La marguerite et l’échinacée arrivent en tête, avec sept à quatorze jours de tenue selon les conditions. La pivoine coupée au bon stade tient sept à dix jours, le dahlia décoratif cinq à sept jours avec un bon conditionnement. À l’inverse, le lilas et les dahlias à centre ouvert se fanent plus vite, autour de cinq jours.
Pourquoi mon hortensia coupé flétrit-il en quelques heures ?
L’hortensia produit une sève qui bouche rapidement sa tige et coupe l’arrivée d’eau vers les fleurs.

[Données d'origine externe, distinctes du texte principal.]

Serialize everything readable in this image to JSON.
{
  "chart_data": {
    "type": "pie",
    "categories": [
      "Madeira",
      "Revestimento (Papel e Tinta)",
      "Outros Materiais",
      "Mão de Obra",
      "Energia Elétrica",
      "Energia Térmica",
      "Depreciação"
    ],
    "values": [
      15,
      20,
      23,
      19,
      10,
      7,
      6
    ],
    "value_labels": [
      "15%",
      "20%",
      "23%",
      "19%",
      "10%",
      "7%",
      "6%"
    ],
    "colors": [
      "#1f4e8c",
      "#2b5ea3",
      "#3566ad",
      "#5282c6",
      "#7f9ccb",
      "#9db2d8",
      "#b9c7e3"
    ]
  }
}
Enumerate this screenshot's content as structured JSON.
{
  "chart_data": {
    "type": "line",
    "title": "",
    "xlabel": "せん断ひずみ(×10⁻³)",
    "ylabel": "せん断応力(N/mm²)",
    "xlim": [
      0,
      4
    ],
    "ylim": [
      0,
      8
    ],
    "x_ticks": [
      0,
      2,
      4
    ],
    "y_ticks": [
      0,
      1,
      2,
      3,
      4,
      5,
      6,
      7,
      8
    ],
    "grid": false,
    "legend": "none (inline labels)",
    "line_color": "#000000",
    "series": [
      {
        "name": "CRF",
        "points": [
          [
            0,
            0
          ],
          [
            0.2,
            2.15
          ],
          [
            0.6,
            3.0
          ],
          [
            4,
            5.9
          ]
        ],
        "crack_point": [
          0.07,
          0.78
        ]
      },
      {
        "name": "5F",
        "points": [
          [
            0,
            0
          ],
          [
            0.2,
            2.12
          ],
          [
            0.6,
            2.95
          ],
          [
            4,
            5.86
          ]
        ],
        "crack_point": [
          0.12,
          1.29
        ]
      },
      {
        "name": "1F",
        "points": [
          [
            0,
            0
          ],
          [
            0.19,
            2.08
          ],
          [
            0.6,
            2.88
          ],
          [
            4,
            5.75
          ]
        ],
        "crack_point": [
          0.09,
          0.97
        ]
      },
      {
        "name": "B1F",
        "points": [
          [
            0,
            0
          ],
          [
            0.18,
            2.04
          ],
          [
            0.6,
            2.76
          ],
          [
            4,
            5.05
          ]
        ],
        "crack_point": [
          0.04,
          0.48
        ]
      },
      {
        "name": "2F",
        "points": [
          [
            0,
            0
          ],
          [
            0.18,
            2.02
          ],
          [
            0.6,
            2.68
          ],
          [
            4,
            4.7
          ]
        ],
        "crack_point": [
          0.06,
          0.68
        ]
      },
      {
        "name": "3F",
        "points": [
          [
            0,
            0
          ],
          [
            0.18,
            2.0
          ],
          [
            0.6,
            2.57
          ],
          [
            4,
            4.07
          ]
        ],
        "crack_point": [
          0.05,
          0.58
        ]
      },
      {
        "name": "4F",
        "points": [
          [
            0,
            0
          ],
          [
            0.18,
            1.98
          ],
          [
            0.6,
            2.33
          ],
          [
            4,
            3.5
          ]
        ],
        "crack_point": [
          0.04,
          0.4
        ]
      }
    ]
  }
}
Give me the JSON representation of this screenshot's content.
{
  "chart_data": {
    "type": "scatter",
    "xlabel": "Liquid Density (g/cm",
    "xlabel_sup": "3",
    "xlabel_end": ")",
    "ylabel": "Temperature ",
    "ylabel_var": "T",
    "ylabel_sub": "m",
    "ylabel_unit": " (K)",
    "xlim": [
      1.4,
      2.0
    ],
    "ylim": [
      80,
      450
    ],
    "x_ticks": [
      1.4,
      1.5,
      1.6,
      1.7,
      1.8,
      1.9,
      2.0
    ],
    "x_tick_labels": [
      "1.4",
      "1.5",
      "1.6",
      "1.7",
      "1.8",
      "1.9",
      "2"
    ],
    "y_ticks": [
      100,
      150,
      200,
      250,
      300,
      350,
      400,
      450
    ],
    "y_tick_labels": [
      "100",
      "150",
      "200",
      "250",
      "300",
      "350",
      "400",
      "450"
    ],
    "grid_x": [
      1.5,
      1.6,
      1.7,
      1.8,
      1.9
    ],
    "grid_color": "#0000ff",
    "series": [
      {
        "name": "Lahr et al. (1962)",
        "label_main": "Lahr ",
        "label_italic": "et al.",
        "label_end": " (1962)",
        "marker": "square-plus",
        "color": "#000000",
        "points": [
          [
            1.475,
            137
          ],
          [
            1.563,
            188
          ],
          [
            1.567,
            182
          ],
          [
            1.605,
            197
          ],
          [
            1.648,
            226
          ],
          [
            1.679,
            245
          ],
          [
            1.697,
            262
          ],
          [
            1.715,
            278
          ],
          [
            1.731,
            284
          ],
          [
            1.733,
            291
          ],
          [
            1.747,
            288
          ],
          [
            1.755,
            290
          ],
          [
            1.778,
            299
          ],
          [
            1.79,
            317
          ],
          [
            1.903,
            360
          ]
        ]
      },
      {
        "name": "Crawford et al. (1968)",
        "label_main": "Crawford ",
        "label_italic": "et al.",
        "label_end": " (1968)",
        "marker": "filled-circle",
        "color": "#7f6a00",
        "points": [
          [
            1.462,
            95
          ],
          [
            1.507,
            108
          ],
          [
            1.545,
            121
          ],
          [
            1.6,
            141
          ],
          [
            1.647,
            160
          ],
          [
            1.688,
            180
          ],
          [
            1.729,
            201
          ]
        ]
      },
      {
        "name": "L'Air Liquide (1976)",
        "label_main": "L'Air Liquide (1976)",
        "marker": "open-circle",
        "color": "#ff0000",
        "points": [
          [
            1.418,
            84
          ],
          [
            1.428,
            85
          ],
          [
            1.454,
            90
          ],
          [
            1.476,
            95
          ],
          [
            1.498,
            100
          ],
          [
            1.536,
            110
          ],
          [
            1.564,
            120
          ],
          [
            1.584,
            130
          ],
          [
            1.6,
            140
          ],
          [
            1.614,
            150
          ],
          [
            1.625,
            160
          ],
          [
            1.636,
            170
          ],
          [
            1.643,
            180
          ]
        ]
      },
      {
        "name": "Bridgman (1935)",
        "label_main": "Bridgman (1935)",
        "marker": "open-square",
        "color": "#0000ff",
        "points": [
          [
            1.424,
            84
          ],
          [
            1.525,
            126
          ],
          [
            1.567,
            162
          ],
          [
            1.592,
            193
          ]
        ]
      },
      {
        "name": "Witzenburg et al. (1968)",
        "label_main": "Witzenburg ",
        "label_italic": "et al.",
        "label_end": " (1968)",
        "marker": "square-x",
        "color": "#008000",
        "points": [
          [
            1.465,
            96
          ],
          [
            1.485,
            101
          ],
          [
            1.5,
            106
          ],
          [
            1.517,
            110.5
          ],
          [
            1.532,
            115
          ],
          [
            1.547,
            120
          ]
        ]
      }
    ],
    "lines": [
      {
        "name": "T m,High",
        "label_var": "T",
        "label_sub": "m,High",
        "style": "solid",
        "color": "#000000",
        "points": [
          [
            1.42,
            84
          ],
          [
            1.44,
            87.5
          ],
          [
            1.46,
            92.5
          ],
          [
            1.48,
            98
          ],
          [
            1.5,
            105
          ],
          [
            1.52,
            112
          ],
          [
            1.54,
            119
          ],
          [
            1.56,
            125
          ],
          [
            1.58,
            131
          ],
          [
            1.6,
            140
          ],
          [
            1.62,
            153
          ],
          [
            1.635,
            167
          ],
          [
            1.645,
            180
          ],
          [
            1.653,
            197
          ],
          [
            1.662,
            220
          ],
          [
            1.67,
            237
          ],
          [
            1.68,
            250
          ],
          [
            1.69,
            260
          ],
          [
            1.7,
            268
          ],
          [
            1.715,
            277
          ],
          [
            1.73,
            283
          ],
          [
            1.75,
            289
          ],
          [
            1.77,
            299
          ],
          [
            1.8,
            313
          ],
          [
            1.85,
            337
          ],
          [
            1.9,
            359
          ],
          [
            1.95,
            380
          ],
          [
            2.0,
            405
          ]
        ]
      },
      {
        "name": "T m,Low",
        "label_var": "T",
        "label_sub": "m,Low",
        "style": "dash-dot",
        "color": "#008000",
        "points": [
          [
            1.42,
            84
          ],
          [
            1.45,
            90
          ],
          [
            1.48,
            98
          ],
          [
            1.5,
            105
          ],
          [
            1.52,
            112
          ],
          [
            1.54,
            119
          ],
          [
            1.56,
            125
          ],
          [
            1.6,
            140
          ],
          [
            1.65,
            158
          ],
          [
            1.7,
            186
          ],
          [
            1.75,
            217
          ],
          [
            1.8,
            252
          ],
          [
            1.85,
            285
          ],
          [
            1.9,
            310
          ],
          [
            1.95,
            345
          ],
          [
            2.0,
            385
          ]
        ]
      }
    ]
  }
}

Fendez la base de la tige sur deux à quatre centimètres, retirez presque toutes les feuilles, et plongez la fleur dans une eau bien fraîche aussitôt après la coupe. Une trempette d’une trentaine de secondes dans une eau très chaude, avant de replonger la tige dans l’eau froide, aide aussi à rouvrir le passage.
Peut-on mélanger des narcisses avec d’autres fleurs dans un bouquet ?
Oui, mais jamais tout de suite après la coupe. Le narcisse libère une sève laiteuse qui bouche les tiges des fleurs voisines et raccourcit leur tenue en vase. Laissez-le vingt-quatre heures seul dans son propre seau d’eau, sans le recouper, avant de l’ajouter à un bouquet mélangé.
Quand couper les pivoines pour qu’elles durent le plus longtemps en vase ?
Coupez-les au stade guimauve, quand le bouton coloré cède légèrement sous la pression du doigt sans être encore ouvert. Coupées à ce stade, les pivoines s’épanouissent ensuite dans le vase et tiennent sept à dix jours, contre trois ou quatre jours pour une fleur cueillie déjà grande ouverte.